Un ancien collègue journaliste anglophone d'Ottawa, spécialiste des questions juridiques au coeur de la capitale d'un pays officiellement bilingue, m'avait candidement demandé un jour si mon épouse et moi parlions français à nos enfants à la maison, à Gatineau. Je n'en croyais pas mes oreilles. Un autre journaliste de langue anglaise, de Sault Ste-Marie cette fois, m'avait confié que bien des Anglo-Canadiens de son coin de pays croyaient que les Québécois comprenaient tous l'anglais et qu'ils exigeaient du français sur les boîtes de Corn Flakes juste pour narguer les anglophones...
Sauf exception, l'ignorance du Canada anglais à notre égard demeure un trou béant, sans fond. Cependant, jusqu'à la semaine dernière, je comptais parmi ces exceptions Graham Fraser, qui a vécu au Québec, qui parle français, et qui, comme Commissaire aux langues officielles pendant une dizaine d'années, a dirigé une administration qui recevait des milliers de plaintes provenant à 90% (?) de francophones. C'est une proportion qu'on tait dans les rapports officiels mais M. Fraser en était sûrement informé. En voilà un qui sait sans doute ce qui se passe, me disais-je, et qui, même s'il ne jouit pas d'une liberté totale de parole, ne commettra pas d'inepties en public.
Et nous voilà, me semble-t-il, tout à coup revenus à l'époque de l'ancienne rue Hinton après lecture de la lettre d'opinion de M. Fraser au quotidien Le Devoir (voir lien en bas de page) pour défendre la «minorité» anglophone du Québec dans l'affaire de la hausse des frais de scolarité universitaires des non-Québécois. «Il n'y a aucune province, sauf le Québec, qui a fait un effort systématique au cours des dernières décennies pour affaiblir les institutions de la minorité», écrit-il. Il flaire même une «ignorance» (sic) du gouvernement Legault à l'endroit de la collectivité anglo-québécoise... L'emploi du mot «ignorance», ici, est pour le moins téméraire...

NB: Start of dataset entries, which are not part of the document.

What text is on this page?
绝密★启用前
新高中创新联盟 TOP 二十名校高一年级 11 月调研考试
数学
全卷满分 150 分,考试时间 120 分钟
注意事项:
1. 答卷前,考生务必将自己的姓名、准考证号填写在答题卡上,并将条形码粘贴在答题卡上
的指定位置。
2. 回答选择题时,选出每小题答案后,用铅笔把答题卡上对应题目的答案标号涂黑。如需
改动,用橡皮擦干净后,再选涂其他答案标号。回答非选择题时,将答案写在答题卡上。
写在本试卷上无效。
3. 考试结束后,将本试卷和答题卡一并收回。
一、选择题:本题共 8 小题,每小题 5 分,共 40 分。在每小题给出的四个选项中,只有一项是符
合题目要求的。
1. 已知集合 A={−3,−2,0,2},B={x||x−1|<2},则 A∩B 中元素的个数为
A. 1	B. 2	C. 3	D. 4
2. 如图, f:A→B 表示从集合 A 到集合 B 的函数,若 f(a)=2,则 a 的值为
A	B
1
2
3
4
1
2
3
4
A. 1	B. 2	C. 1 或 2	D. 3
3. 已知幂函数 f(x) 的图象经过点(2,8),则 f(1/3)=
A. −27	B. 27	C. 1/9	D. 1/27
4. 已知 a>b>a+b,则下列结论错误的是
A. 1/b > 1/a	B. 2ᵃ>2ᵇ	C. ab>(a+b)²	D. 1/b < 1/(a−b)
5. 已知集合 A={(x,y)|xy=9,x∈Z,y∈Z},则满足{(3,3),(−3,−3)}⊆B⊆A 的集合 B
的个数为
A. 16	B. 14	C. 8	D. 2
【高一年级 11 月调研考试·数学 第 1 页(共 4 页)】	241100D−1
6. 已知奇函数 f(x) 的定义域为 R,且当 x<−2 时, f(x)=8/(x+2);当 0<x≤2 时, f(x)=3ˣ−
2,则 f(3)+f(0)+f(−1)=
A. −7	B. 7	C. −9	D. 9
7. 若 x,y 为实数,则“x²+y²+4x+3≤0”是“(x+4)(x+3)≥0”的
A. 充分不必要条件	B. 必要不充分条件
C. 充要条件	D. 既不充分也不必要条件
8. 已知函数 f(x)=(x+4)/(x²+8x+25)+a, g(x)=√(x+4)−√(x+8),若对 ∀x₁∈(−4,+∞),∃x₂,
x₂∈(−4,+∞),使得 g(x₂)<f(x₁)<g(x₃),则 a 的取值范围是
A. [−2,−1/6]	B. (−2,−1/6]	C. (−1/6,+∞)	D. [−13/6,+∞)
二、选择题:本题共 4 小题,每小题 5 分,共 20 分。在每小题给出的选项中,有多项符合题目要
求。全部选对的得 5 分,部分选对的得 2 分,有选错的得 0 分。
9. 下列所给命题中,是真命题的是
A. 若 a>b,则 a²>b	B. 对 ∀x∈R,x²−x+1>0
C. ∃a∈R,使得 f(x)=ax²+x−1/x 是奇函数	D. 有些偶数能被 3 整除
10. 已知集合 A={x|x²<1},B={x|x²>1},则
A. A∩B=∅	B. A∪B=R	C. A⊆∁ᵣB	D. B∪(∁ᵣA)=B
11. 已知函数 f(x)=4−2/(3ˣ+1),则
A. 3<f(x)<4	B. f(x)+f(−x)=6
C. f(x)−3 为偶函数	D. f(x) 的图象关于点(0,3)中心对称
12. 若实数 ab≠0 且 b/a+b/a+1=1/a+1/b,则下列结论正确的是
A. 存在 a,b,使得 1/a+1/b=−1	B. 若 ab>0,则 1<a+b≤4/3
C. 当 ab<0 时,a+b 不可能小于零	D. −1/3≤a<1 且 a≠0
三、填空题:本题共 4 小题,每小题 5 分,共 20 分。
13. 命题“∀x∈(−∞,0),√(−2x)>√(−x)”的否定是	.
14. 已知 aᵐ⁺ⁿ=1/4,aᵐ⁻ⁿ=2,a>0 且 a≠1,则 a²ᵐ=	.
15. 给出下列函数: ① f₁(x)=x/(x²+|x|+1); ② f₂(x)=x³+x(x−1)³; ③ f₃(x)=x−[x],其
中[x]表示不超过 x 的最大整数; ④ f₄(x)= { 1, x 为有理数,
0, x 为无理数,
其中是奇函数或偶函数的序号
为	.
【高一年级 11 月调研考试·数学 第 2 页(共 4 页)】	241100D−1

On pourrait se chicaner longtemps sur l'interprétation des timides incursions linguistiques de la CAQ depuis 2018, selon qu'on voit le verre à moitié plein comme les francophones ou à moitié vide comme les anglos. Mais M. Fraser évoque les «dernières décennies». Je suppose qu'on peut reculer d'au moins deux décennies? Pendant 13 de ces 20 années, le Québec a été dirigé par les gouvernements les plus anglophiles de son histoire, ceux de Jean Charest et Philippe Couillard. Charest avait même lancé en 2011 l'anglais intensif au primaire pour l'ensemble du réseau scolaire de langue française! Et Couillard était prêt à imposer l'anglais dans les salles de classe aux étudiants en médecine de l'Outaouais sous la férule de McGill. Entre autres...
Mais là où Graham Fraser se fourvoie, mais royalement, c'est quand il compare le réseau scolaire universitaire grassement surfinancé des Anglo-Québécois aux miettes historiques obtenues de haute lutte par la francophonie hors Québec. Alors qu'au Québec on veut affaiblir les institutions de langue anglaise, dit-il, ailleurs au pays le français progresse. Vite, M. Fraser, sortez des rues Hinton pour visiter les rues Hinchey. L'Université de l'Ontario français (UOF), l'Université de Saint-Boniface et l'Université de Moncton, que vous citez en exemple, regroupent au total à peine plus de 7000 étudiants... Des pinottes comparé aux 45 000 étudiants de la seule université Concordia...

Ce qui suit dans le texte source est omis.